Just read this, although it was apparently published in October of last year. The essay's conclusions are incredibly accurate, as I am a seasoned and ex big pharma sales rep. In addition to a new drug that amazingly is allowed to be approved if it is proven more effective than a placebo, many studies can and often have to be done on that same drug with great repetition during this approval time, and will continue to be generated until the two studies required for approval are produced. Related to this, and more concerning, is the questionable quality of clinical trials themselves, as novice doctors are now allowed to conduct such studies thanks to the advent of contract research organizations, all of which are for profit, along with their institutional review boards. So considering such factors involved with meds allowed to be prescribed to patients, this quite possibly could be rather harmful and/or useless. It's frightening, as well as corrupts science in general.

You mentioned the ALLHAT trial along with another one.
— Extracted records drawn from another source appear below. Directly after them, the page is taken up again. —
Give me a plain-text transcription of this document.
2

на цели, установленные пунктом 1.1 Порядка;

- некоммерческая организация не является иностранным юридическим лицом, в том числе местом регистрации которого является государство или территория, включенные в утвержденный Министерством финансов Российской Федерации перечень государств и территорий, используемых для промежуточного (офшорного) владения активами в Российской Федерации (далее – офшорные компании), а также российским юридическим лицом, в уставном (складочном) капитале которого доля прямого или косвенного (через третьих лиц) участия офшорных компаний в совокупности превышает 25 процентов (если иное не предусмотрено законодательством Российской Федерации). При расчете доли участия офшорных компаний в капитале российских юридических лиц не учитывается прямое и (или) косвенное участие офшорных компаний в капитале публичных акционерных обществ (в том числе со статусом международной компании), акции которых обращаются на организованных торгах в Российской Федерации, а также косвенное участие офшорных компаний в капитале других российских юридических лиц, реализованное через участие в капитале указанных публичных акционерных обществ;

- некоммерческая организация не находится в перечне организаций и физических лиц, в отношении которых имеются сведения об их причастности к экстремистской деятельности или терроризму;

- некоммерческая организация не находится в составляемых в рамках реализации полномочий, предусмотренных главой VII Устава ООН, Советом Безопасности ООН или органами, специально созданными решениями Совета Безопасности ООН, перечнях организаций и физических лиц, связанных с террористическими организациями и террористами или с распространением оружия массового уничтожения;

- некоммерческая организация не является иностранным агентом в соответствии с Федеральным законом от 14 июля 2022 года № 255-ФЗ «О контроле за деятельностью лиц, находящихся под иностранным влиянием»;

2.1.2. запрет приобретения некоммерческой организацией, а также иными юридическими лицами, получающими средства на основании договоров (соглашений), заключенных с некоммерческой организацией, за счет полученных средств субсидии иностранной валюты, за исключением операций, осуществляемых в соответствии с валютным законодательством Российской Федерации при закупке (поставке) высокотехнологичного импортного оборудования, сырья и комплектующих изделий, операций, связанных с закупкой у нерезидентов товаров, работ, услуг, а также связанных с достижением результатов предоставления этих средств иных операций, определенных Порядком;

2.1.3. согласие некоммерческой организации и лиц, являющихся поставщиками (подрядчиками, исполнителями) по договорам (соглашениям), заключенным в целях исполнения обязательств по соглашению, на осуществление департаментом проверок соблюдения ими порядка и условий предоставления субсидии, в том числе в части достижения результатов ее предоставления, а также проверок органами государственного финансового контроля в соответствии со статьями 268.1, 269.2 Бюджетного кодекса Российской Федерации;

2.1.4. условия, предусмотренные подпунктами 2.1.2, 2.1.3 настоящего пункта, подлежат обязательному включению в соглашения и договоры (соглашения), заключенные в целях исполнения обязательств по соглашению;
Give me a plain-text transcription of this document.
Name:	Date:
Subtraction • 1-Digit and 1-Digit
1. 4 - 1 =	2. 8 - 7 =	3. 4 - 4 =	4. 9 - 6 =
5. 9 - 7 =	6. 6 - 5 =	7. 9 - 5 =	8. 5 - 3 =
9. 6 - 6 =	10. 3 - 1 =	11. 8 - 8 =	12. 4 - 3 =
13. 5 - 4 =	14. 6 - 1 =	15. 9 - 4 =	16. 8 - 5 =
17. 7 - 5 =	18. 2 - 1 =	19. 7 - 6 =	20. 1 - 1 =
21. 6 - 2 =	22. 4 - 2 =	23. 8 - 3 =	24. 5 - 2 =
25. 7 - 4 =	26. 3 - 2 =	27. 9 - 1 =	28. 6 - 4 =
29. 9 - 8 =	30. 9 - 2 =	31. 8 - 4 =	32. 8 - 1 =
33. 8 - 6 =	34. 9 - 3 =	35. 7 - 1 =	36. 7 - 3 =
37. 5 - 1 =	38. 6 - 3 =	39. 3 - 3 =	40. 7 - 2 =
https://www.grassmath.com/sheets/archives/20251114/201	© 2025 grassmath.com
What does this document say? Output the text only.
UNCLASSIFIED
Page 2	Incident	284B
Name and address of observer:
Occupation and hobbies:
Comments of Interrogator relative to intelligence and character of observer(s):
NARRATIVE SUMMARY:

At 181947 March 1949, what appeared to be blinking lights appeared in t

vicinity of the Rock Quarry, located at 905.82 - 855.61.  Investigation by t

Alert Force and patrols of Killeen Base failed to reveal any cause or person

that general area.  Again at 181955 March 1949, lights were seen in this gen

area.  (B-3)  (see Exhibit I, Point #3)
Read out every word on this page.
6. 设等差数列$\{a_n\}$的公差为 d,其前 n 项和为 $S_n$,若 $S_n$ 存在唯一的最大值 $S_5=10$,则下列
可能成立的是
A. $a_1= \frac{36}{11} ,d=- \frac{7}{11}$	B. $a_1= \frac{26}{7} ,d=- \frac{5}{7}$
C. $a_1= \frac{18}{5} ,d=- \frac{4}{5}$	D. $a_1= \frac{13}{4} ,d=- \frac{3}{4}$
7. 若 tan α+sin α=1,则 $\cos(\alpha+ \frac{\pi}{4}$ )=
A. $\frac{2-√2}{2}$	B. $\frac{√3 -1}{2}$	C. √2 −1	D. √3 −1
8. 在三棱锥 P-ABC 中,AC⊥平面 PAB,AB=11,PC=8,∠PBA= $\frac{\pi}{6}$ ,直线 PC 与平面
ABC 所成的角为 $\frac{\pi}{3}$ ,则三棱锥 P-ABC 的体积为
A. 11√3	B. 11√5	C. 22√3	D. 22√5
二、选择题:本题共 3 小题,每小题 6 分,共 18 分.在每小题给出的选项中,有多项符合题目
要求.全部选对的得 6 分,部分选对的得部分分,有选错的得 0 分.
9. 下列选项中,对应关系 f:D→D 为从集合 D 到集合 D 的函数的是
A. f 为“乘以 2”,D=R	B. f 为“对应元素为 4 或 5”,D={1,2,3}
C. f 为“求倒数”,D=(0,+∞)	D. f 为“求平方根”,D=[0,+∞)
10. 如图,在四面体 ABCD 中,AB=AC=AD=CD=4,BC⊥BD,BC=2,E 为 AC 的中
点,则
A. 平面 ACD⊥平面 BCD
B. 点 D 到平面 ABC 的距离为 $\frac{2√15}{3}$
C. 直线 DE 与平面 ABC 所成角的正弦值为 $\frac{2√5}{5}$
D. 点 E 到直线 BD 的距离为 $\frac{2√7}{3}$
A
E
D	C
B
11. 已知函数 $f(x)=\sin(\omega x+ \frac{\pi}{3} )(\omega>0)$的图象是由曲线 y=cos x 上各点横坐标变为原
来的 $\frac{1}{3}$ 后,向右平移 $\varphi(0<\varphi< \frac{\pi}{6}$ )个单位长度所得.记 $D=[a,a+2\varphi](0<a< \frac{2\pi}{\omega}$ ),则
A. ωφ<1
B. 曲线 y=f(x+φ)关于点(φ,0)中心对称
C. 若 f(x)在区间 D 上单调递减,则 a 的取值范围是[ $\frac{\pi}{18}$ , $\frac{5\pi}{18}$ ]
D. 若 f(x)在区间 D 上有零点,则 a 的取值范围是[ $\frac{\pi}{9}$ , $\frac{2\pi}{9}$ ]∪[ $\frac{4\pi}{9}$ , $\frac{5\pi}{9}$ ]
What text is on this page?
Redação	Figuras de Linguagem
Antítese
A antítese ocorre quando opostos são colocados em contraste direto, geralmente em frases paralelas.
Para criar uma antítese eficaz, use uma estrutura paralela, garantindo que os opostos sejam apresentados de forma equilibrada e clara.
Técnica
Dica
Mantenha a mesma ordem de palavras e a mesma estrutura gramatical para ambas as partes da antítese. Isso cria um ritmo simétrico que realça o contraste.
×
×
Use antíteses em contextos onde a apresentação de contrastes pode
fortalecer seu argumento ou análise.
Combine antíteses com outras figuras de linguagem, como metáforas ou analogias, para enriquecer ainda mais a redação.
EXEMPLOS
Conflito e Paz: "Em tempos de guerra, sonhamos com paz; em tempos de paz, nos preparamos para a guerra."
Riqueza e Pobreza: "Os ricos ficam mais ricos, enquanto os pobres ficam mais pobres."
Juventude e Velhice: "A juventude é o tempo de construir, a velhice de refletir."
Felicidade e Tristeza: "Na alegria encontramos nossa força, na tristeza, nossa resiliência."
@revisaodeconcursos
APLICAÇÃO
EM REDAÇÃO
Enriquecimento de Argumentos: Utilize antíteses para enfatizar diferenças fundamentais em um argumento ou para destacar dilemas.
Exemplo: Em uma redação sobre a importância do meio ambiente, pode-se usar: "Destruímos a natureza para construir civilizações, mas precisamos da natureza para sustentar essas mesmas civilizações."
I was selling very expensive blood pressure drugs when the ALLHAT study was released, which greatly vexed my employer once we became aware of its existence, yet the study itself, as you pointed out, was more authentic and valid than the studies utilized by big pharma so often, which are consistently misleading and biased, along with all the statistical gymnastics included in these studies, such as speaking and illustrating these false results in relative instead of absolute terms. It's not true evidence, but deception with the motive of profit instead of patient benefit.

The pharma industry is the largest purchaser of journal reprints, and this agreement occurs before the publication of such a reprint is released to assure the fabricated positive results will be clearly noted in these reprints, that are likely ghostwritten, which further supports their uselessness.

Geeezzz. No one takes a stand anymore these days.